# Where to hire a portaloo in Tipperary



## funnymunny (24 Jul 2008)

Hi, 

I have googled portaloo hire, but am not getting much information. There is one company based in Dublin, Cork and Galway but it seems to be very much a commerical operation. 

I am simply looking for one to two portaloos for one night for a wedding, to be dropped and collected in Tipperary South.  Does anyone know of such a company or what should I look under?  Also, if anyone has done this before, could you give me an idea of how much it costs. 

Many thanks


----------



## shesells (24 Jul 2008)

Try Googling portable toilet as Portaloo is a trademark.
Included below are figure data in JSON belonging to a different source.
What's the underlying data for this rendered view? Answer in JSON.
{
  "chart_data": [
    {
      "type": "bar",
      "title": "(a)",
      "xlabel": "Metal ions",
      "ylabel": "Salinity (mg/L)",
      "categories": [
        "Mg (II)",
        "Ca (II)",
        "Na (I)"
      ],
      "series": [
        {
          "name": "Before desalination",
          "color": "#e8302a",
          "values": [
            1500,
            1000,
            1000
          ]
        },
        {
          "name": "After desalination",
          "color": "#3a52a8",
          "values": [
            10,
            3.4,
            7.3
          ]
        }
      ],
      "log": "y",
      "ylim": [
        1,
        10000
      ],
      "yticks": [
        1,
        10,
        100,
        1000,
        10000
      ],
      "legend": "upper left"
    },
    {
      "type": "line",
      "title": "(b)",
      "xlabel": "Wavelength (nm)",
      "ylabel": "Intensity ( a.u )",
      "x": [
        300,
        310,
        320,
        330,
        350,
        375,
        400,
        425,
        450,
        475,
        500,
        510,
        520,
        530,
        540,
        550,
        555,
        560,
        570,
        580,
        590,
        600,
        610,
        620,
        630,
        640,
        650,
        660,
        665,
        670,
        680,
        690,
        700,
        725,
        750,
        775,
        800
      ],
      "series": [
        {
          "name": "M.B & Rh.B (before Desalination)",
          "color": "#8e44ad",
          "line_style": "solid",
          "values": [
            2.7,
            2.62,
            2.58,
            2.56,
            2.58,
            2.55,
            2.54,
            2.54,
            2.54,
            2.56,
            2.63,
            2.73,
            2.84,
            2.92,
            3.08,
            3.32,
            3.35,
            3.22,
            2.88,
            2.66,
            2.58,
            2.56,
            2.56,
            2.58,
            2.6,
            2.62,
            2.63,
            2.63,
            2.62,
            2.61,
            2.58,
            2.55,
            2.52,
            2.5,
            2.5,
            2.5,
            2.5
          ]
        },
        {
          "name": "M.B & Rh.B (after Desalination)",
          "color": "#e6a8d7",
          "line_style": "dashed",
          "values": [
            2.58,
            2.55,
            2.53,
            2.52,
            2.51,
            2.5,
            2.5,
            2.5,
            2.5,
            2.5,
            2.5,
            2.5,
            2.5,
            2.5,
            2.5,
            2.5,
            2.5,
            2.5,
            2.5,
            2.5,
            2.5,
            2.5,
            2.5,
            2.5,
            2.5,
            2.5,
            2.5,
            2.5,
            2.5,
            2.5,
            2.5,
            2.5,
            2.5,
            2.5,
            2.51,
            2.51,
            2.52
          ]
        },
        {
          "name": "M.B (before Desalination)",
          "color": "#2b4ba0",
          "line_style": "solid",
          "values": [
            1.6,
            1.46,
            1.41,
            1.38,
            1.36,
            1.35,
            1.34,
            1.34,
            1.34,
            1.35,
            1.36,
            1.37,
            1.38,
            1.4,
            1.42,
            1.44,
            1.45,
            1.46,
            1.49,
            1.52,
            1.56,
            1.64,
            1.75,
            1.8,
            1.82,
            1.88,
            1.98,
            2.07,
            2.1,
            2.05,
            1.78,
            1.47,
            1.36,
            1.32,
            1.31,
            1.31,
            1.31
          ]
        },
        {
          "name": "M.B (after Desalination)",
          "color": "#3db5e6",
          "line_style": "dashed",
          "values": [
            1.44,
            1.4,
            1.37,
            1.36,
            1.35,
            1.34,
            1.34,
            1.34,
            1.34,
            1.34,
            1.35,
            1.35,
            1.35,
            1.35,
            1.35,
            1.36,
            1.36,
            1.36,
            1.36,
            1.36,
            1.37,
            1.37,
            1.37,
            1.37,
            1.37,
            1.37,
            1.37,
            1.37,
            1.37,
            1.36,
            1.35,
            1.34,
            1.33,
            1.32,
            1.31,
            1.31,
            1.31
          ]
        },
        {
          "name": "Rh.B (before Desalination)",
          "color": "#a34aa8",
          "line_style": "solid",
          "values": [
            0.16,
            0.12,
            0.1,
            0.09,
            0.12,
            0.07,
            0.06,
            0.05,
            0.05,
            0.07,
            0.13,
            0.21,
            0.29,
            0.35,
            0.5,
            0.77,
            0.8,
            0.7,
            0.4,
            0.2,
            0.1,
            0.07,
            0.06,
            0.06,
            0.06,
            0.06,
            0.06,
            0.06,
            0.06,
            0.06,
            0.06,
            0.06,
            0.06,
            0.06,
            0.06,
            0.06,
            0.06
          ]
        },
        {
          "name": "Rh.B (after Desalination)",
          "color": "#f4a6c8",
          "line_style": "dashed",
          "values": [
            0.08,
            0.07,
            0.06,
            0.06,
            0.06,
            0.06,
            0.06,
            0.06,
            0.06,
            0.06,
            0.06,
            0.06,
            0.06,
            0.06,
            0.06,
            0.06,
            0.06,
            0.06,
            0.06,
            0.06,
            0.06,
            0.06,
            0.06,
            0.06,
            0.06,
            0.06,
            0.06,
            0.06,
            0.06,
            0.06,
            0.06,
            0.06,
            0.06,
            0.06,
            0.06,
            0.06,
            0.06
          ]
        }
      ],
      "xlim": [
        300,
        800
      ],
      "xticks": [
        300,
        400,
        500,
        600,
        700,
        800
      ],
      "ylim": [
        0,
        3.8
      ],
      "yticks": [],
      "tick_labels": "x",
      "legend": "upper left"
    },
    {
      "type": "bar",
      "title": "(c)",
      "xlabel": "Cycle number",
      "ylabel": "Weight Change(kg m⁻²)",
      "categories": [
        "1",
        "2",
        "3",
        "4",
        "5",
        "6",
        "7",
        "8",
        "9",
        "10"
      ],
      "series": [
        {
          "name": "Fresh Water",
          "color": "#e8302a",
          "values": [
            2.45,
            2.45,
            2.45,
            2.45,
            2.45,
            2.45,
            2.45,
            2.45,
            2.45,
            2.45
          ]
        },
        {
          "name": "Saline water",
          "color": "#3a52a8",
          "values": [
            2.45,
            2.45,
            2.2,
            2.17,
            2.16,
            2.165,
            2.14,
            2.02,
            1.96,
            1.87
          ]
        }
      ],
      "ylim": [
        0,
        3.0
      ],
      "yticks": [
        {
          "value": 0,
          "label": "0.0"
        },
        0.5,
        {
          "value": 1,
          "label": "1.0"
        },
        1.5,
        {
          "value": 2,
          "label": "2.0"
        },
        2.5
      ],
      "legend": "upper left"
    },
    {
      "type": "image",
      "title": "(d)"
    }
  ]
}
Am writing this on a PDA so haven't done the search myself


----------



## funnymunny (24 Jul 2008)

Thanks Shesells, should have thought of that.  Found a company in Munster but was more expensive than I anticipated (not that I know what I was anticipating), it was Eur400.00 for two plus VAT.  It seemed to be the only company I could find though, all the others were in the North.


----------



## ClubMan (24 Jul 2008)

funnymunny said:


> I am simply looking for one to two portaloos for one night for a wedding


I always said that relaxing the rules on where civil marriages could be conducted was a bad idea...


----------



## funnymunny (24 Jul 2008)

Tee hee hee.  It will be a bit of a squeeze but we will manage.


----------